The shift towards the e-bike has changed our work a lot, actually. These bikes are packed with technology and need a look that reflects how much more expensive they are than regular bikes. So actually with these projects, we’re producing less. Our designs here are much more about meticulous yet subtle styling and graphics that emphasize the quality of the bike.

But because we aren’t working on the sheer volume of styling projects there used to be, we’ve zeroed in on how to help Gazelle truly produce the best product possible. So we don’t just design the decals, we speak to paint and detail suppliers, see what’s new and better in the industry, and advise Gazelle on these materials. Our focus is really on quality.

What is your favorite part of working with them all these years?
I like to compare working with Gazelle to coaching for the national team. As designers, it’s an honor to work for such an iconic, national brand.

It’s inspiring to be on the street and see bicycles that my team and I have made. It is really crazy to me still. And when I see these bikes, I see 30 years of history and things made in this office. Everything from small graphics to elements of our vision projects come to life. That has actually always been my inspiration for working with Gazelle, the fact that these bikes are something so integrated into our lives and you can see everyday on the streets.
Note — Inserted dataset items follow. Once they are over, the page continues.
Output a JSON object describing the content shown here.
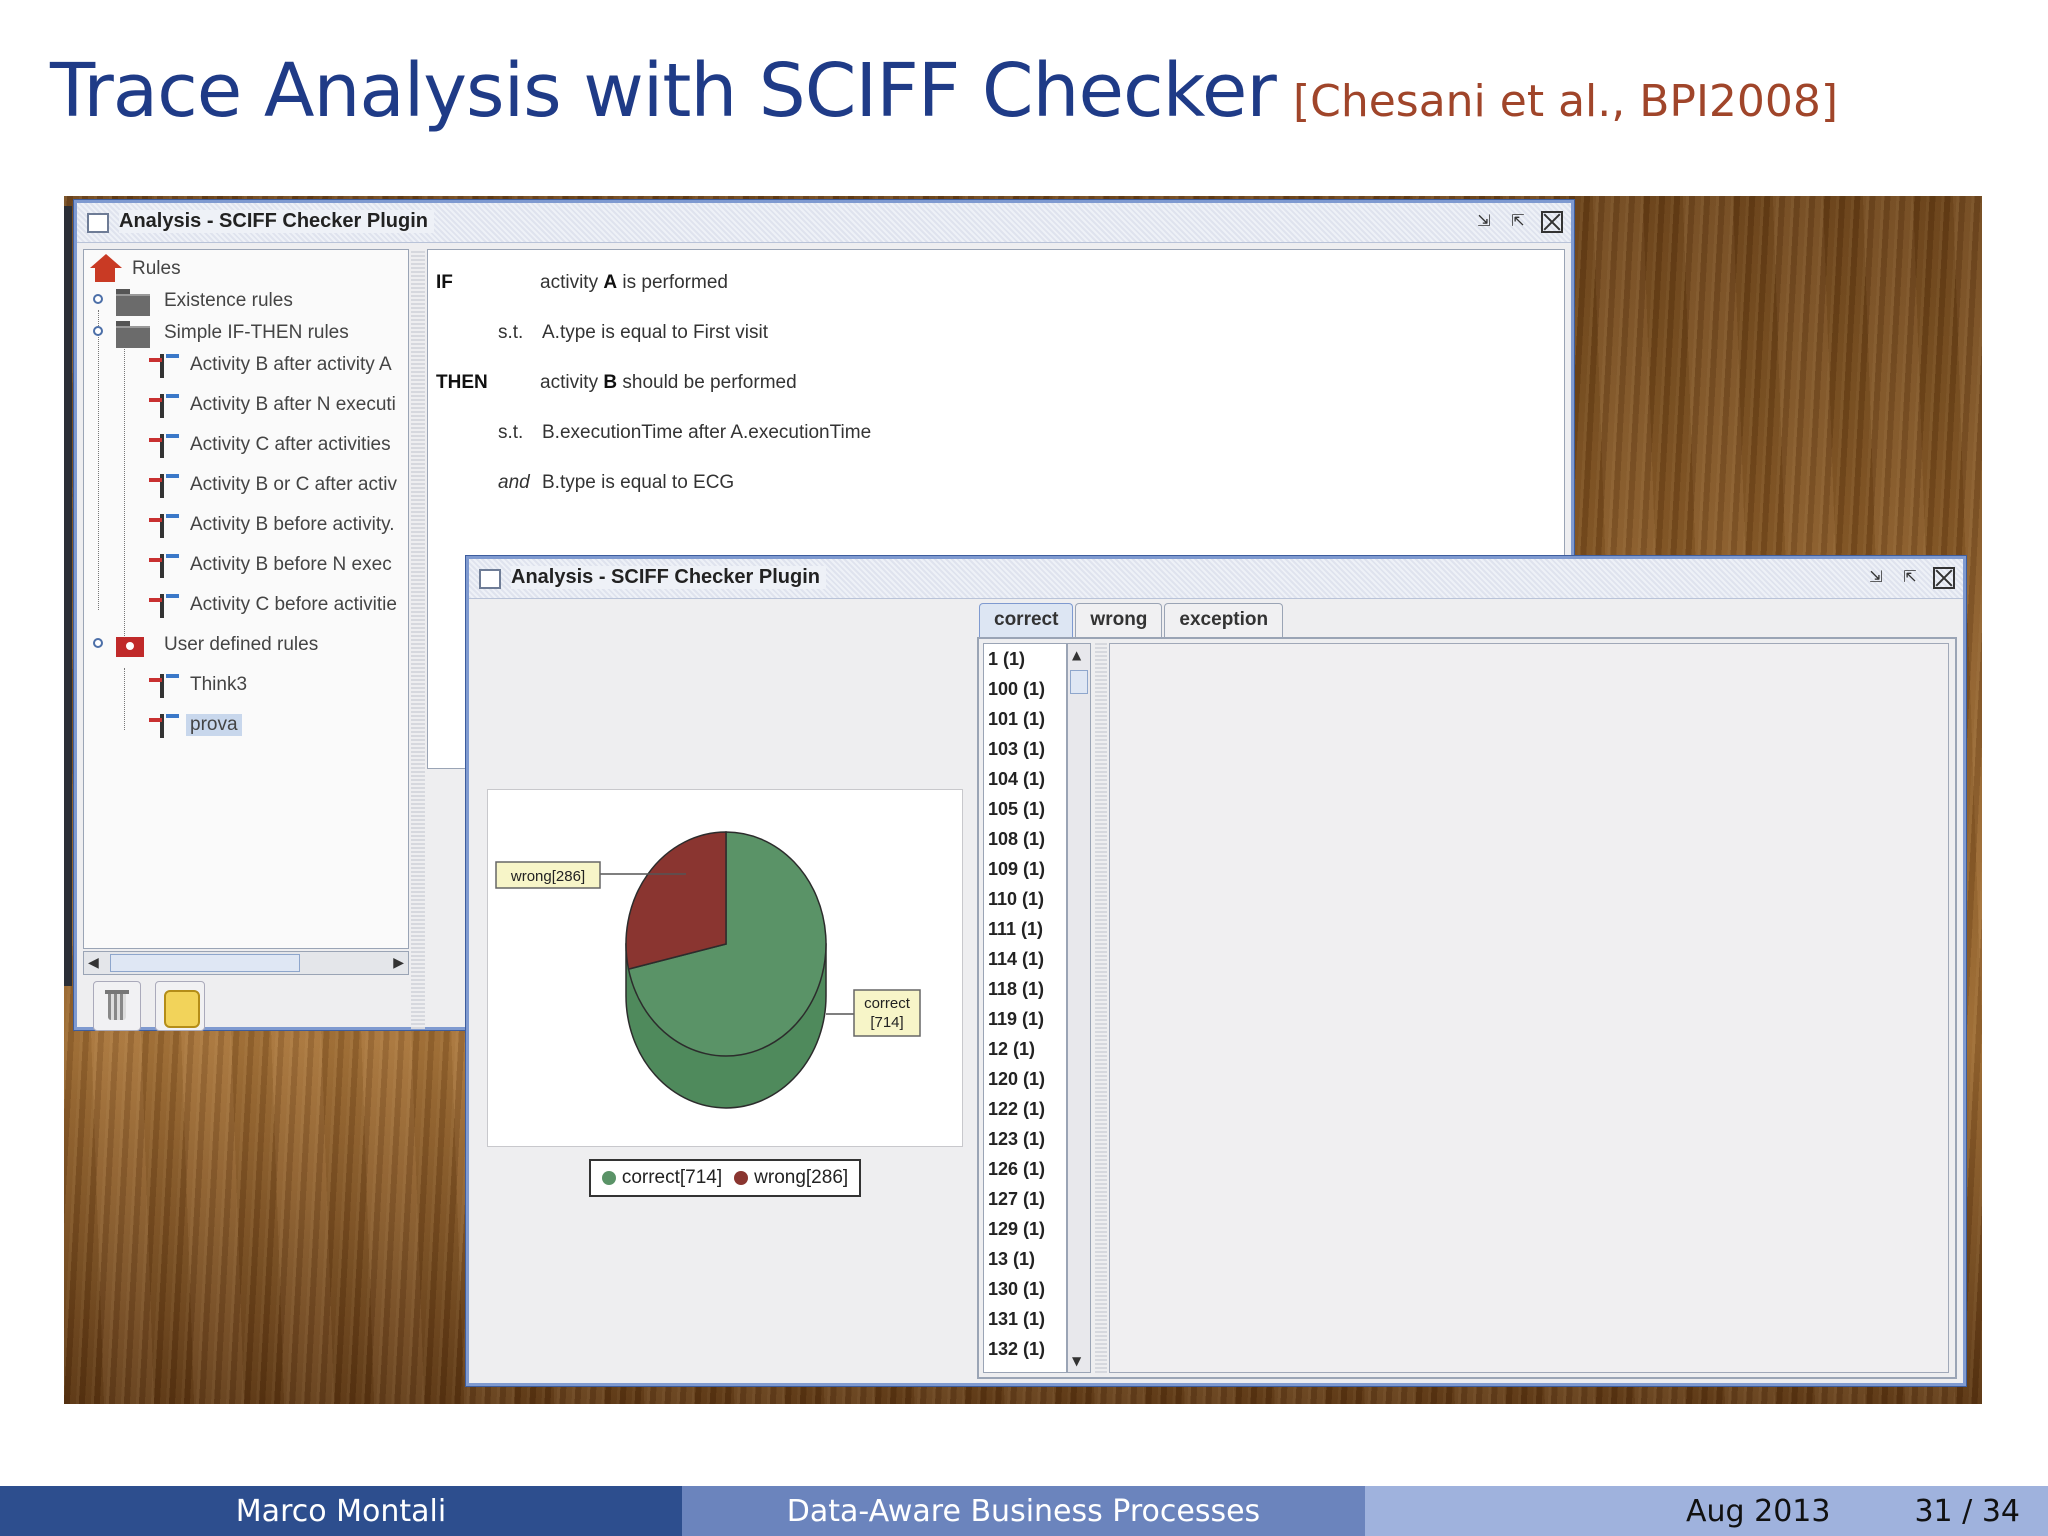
{
  "slide": {
    "title": "Trace Analysis with SCIFF Checker",
    "citation": "[Chesani et al., BPI2008]"
  },
  "window_rules": {
    "title": "Analysis - SCIFF Checker Plugin",
    "tree": {
      "root": "Rules",
      "existence": "Existence rules",
      "simple": "Simple IF-THEN rules",
      "simple_items": [
        "Activity B after activity A",
        "Activity B after N executi",
        "Activity C after activities",
        "Activity B or C after activ",
        "Activity B before activity.",
        "Activity B before N exec",
        "Activity C before activitie"
      ],
      "user_defined": "User defined rules",
      "user_items": [
        "Think3",
        "prova"
      ]
    },
    "rule": {
      "if_kw": "IF",
      "if_pre": "activity",
      "if_act": "A",
      "if_post": "is performed",
      "st1_kw": "s.t.",
      "st1_text": "A.type is equal to First visit",
      "then_kw": "THEN",
      "then_pre": "activity",
      "then_act": "B",
      "then_post": "should be performed",
      "st2_kw": "s.t.",
      "st2_text": "B.executionTime after A.executionTime",
      "and_kw": "and",
      "and_text": "B.type is equal to ECG"
    }
  },
  "window_results": {
    "title": "Analysis - SCIFF Checker Plugin",
    "tabs": [
      "correct",
      "wrong",
      "exception"
    ],
    "active_tab": "correct",
    "traces": [
      "1 (1)",
      "100 (1)",
      "101 (1)",
      "103 (1)",
      "104 (1)",
      "105 (1)",
      "108 (1)",
      "109 (1)",
      "110 (1)",
      "111 (1)",
      "114 (1)",
      "118 (1)",
      "119 (1)",
      "12 (1)",
      "120 (1)",
      "122 (1)",
      "123 (1)",
      "126 (1)",
      "127 (1)",
      "129 (1)",
      "13 (1)",
      "130 (1)",
      "131 (1)",
      "132 (1)"
    ],
    "legend_correct": "correct[714]",
    "legend_wrong": "wrong[286]"
  },
  "chart_data": {
    "type": "pie",
    "categories": [
      "correct",
      "wrong"
    ],
    "values": [
      714,
      286
    ],
    "labels": [
      "correct\n[714]",
      "wrong[286]"
    ],
    "colors": [
      "#5a9367",
      "#8a3530"
    ],
    "legend": "bottom"
  },
  "footer": {
    "author": "Marco Montali",
    "talk": "Data-Aware Business Processes",
    "date": "Aug 2013",
    "page": "31 / 34"
  }
}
There have also been some big changes around here, too. How do you feel about entering this new era of MODYN?
This is such a positive change. We’ve grown so much, and I’m so proud to see how far we’ve come. You know, when we started, we had such big ambitions. Peter van der Veer (our founder) and I grew up in the hippie era, and with our work, we really wanted to make the world a better place.

It sounds corny, but that’s the truth! And that is the reason we liked working in the mobility sector on projects like bikes for Gazelle and the railway. We always saw the positive impact we could make with our designs. And in this new phase as MODYN, I think we’re at a point where we can make our biggest impacts yet.